We adopted technology fast but haven’t adapted to it in a way that doesn’t disturb our well-being. Not so fun fact is that, by some reports, addiction to smartphones is actually on par with an addiction to drugs. Many industry professionals and renowned researchers have dire claims about the negative long-term effects that technology (social media in particular) have on our everyday lives. With that in mind, Google and OEMs integrated Digital Wellbeing so we’ll try and explain what it is and how to use Digital Wellbeing on Android.
What is Digital Wellbeing?
The term itself has a broader meaning and it considers the personal well-being of human beings when using technology. Although, definitions vary. Matter-of-factly, Digital Wellbeing is something all of us should look into.
There are many scientists and organizations trying their best to educate users around the world about the effects that digital services have on the user’s physical, mental, and emotional health.
Well, a couple of years ago when all of this got major traction, Google and manufacturers decided to incorporate an app that will help you get a better understanding of your usage. In addition, these apps bring controls to help you limit the usage of certain apps, disconnect for a bit, or reduce interruptions.
The exact name of the app may vary but you can usually find it in the main settings. Once you allow it access to your usage statistics, it will track the time you spend in apps, how many times you unlock your device, or how many notifications come through. This all is just so Android users can have a better insight into how exactly are they using their devices.
How do I use Google Digital Wellbeing?
Besides the aforementioned statistics part that informs users about their usage and the time they spent on the phone, there are features that help you to limit that usage. You can pause certain apps for a certain period of time. You can also enable Bedtime mode, or the Focus mode to prevent distractions. Again, naming varies but most OEMs have this incorporated in one way or the other.
For example, ZenMode on OnePlus devices, once you enable it and choose the time period, completely locks down access to your device. You can actually download it from the Store. So, if you set it to, say one hour, that’s an hour without distractions.
Google and some OEMs like Samsung adopted its Digital Wellbeing have the Focus mode which does a similar thing. The main difference is that you get to select which apps to shut down. And you can disable it when you deem it necessary. Some might disagree, but we prefer the ZenMode in this case, especially if you are determined to keep away from your phone for some time.
Here’s how to use the Focus mode on Android:
- Open Settings.
- Select Digital Wellbeing & parental controls and allow Usage access to Digital Wellbeing when the pop-up appears.
- Tap on the Focus mode.
- Check the boxes next to the apps that you want to pause. The shortlist usually contains the most-used apps but you can expand it to all apps.
- Tap Turn on now or schedule the Focus mode for a later time.
Another option available in Digital Wellbeing is the Bedtime mode. Once you configure and enable it, it will automatically switch to greyscale (black and white screen) and enable Do not disturb. With the lack of colors, researchers claim, users are less tempted to use the device. Of course, the DND is self-explanatory: no push notifications equals less need to check on your phone. You can sleep without distractions.

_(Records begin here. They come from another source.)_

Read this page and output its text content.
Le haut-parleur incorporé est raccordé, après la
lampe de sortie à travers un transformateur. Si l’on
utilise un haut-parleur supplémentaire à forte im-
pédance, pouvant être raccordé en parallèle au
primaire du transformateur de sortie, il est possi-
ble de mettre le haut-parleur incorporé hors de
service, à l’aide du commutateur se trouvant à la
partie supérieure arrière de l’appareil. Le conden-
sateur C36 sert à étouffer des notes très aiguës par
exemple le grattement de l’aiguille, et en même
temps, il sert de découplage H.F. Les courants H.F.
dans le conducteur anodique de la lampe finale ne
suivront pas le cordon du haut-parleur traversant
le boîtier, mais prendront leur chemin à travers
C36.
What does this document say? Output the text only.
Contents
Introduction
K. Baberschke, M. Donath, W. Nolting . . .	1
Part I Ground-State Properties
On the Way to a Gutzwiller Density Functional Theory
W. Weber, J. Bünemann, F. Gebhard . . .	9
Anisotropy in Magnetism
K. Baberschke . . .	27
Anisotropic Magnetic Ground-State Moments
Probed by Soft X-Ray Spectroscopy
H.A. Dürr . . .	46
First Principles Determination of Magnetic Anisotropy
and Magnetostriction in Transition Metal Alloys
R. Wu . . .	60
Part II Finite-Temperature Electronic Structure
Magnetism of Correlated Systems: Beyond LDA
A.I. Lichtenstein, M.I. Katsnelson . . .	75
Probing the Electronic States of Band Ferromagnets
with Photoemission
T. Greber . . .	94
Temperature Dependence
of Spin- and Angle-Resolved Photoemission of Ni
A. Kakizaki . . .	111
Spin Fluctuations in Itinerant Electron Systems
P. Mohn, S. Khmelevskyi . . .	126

Here’s how to enable the Bedtime mode on your Android:
- Open Digital Wellbeing from Settings.
- Tap Bedtime mode.
- Set up the Bedtime mode by choosing the time you go to bed and when you get up.
- Alternatively, you can set it to start once you put your device to overnight charging past 9 PM.
Options may vary and these modes are not available on some Android skins but the overall idea is there. The idea is to have a better understanding of the time you spend on your device and within individual apps. And, based on that information, you can take better care of your digital wellbeing. As all of us should.